Author: Warren A. Perrin
Publisher: Andrepont Pub
Published: 2005
Total Pages: 212
ISBN-13: 9780976892700
DOWNLOAD EBOOKAcadian Redemption, the first biography of an Acadian exile, defines the 18th century society of Acadia into which Joseph dit Beausoleil Broussard was born in 1702. The book explains his early life events and militant struggles with the British who had, for years, wanted to lay claim to the Acadians' rich lands. The book discusses the repercussions of Beausoleil's life that resulted in the evolution of the Acadian culture into what is now called the Cajun culture. More than 50 vintage photographs, maps, and documents are included.
Author: Henry Wadsworth Longfellow
Publisher:
Published: 1878
Total Pages: 104
ISBN-13:
DOWNLOAD EBOOKAuthor: Arthur G. Doughty
Publisher: BoD – Books on Demand
Published: 2023-09-16
Total Pages: 149
ISBN-13: 3387054017
DOWNLOAD EBOOKReproduction of the original.
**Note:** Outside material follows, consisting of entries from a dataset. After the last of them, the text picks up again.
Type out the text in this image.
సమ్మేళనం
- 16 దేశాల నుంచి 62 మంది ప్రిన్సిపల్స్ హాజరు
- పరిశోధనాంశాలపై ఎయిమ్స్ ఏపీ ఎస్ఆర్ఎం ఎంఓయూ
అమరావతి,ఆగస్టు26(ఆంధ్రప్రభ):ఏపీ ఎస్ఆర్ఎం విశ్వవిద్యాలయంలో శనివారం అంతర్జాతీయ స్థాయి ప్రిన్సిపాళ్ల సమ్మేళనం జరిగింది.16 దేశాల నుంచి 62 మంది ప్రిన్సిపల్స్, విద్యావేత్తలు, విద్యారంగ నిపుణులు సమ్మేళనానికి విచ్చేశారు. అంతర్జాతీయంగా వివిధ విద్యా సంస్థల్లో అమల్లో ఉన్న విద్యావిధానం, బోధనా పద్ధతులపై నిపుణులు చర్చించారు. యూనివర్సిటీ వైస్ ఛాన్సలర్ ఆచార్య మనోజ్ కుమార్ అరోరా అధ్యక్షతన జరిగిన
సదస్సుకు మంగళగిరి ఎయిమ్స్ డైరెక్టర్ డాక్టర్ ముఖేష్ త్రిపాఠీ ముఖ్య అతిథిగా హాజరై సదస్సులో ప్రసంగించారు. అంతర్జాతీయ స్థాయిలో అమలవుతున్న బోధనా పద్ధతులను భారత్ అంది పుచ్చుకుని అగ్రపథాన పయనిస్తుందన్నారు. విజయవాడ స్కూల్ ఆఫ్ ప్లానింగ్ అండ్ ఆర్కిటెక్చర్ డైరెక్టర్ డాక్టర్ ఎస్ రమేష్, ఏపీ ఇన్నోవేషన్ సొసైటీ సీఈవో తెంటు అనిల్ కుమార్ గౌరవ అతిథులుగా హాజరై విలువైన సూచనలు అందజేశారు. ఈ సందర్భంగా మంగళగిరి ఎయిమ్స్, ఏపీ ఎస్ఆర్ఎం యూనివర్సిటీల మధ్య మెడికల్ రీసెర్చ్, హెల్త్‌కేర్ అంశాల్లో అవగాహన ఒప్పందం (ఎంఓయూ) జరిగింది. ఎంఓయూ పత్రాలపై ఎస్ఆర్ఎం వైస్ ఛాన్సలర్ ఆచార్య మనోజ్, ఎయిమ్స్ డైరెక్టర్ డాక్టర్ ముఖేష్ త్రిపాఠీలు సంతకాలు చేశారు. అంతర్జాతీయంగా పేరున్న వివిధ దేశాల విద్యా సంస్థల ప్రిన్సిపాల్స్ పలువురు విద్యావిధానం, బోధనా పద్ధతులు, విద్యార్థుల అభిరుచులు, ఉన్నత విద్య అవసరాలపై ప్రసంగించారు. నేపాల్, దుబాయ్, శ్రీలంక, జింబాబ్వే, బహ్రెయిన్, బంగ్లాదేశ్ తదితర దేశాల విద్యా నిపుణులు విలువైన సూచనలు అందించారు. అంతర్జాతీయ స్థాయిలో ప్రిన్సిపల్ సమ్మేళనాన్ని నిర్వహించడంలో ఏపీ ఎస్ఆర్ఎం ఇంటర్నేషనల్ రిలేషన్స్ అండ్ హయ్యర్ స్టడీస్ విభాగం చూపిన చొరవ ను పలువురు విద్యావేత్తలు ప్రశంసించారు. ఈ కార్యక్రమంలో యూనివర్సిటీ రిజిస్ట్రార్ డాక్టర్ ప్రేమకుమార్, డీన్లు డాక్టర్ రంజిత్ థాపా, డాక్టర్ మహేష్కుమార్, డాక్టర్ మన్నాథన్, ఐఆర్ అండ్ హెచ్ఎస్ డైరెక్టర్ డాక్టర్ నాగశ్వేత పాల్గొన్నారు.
The publishing house Megali specialises in reproducing historical works in large print to make reading easier for people with impaired vision.
Author: Warren A. Perrin
Publisher: Andrepont Publishing LLC
Published: 2014-08-18
Total Pages: 0
ISBN-13: 9780976892731
DOWNLOAD EBOOKAcadie Then and Now: A People's History is an international collection of articles from 50 authors that chronicles the historical and contemporary realities of the Acadian and Cajun people worldwide. In 1605, French colonists settled Acadie (today Nova Scotia, Canada) and for the next 150 years developed a strong and unique Acadian culture. In 1755, the British conducted forced deportations of the Acadians rendering thousands homeless, and for the next 60 years these exiles migrated to seaports along the Atlantic Ocean and the Gulf of Mexico, eventually settling in new lands. This tragic upheaval did not succeed in extinguishing the Acadians, but instead planted the seeds of many new Acadies, where today their fascinating culture still thrives. This collection includes 65 articles on the Acadians and Cajuns living today in the American states of Louisiana, Texas, and Maine, in the Canadian provinces of New Brunswick, Nova Scotia, Prince Edward Island, Newfoundland, and Quebec, and in the French regions of Poitou, Belle-Ile-en-Mer, and St-Pierre et Miquelon.